Anne Leonard's short documentary, The Story of Stuff, simplified the Work-Watch-Buy cycle of people absorbed in consumer-culture. There was a time, during the era of Mao, when people were citizens, and when people lived lives free from the temptation to buy everything they could, and spend everything they had.
A 1950s-era Chinese family gathers around a meal in the People's Communes; they live a simple life - the only option afforded to them by the economic system of local self-sufficiency and government cupons.
Living simple lives, the Chinese peasants and urban proletariats alike fulfill the stereyotypes of their societal role, armed with the characteristic tools of their work. In these posters, the hard working characters/models do not indulge in physical or material pleasures, but are enticed to live life only as productive members of society, and not consumers that seek to live life lavishly.
Propaganda posters of the times function as the advertising of the Chinese people under communism: they sell to the public ideas about work, education, "society", politics, and the world - ideas formulated by a public relations bureau somewhere in the halls of Chinese government. In the absence of commercial advertising, social advertising as such reflect the ideals of the people, or at least the ideals that the people are meant to have.
The ideals sold to the American public about the meaning of life, through the advertising of products marketed as means to that end goal of life, were very different at the time.
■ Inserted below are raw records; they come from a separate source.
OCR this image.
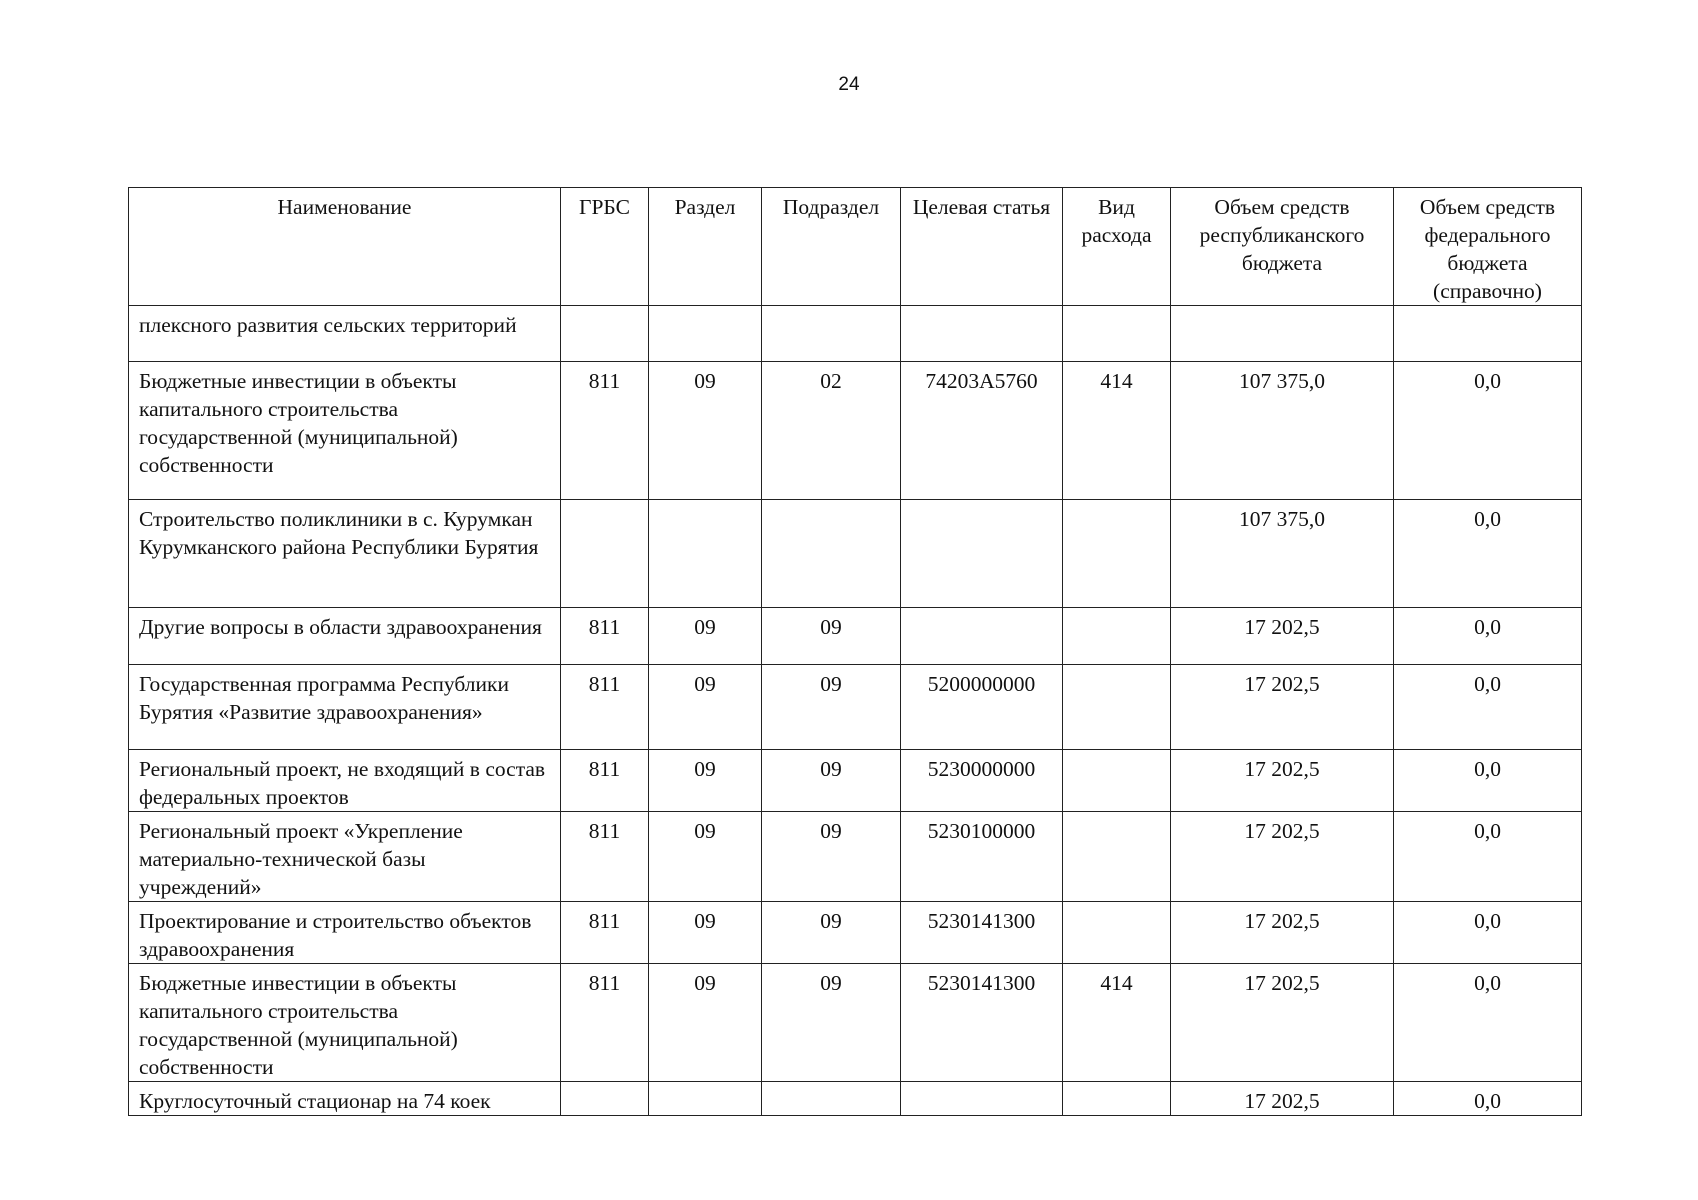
24
Наименование	ГРБС	Раздел	Подраздел	Целевая статья	Вид расхода	Объем средств республиканского бюджета	Объем средств федерального бюджета (справочно)
плексного развития сельских территорий							
Бюджетные инвестиции в объекты капитального строительства государственной (муниципальной) собственности	811	09	02	74203A5760	414	107 375,0	0,0
Строительство поликлиники в с. Курумкан Курумканского района Республики Бурятия						107 375,0	0,0
Другие вопросы в области здравоохранения	811	09	09			17 202,5	0,0
Государственная программа Республики Бурятия «Развитие здравоохранения»	811	09	09	5200000000		17 202,5	0,0
Региональный проект, не входящий в состав федеральных проектов	811	09	09	5230000000		17 202,5	0,0
Региональный проект «Укрепление материально-технической базы учреждений»	811	09	09	5230100000		17 202,5	0,0
Проектирование и строительство объектов здравоохранения	811	09	09	5230141300		17 202,5	0,0
Бюджетные инвестиции в объекты капитального строительства государственной (муниципальной) собственности	811	09	09	5230141300	414	17 202,5	0,0
Круглосуточный стационар на 74 коек						17 202,5	0,0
The advertising of the 1950s and 60s united family values developed through American history with material objects. Pastimes, family rituals, sacred family spaces, even the idea of love, were tied to commerical goods. Americans tied happiness and the goals of life to material consumption, and the cycle of Work-Watch-Shop described byLeonard began.
How did consumerism manifest itself in China? Socio-economic forces during the 1960s and 70s pushed China to experiment with currency, free-enterprise, international trade, and private investment. The political event of Mao's death allowed capitalist-leaning ideologues to rise to the highest levels of government, bellowing calls for social and economic reform.
Today, China's urban youth and middle-aged population save less, and consume more of every dollar they recieve. Chinese youth splurge on electronics, fashion, entertainment - none of which are exclusive to the younger generation.
Since incomes of younger Chinese are not neccesarily higher than average, and their exposure to material goods is not greater than any other urbanite, there has to be deeper cultural forces at work changing the younger generation.
Simple economic reform does not explain change in attitudes toward consumption. However, economic reform has allowed an influx of Western-versions of the corporation, media, and advertising - all of which are the spokes holding together the spiral of consumption in the West.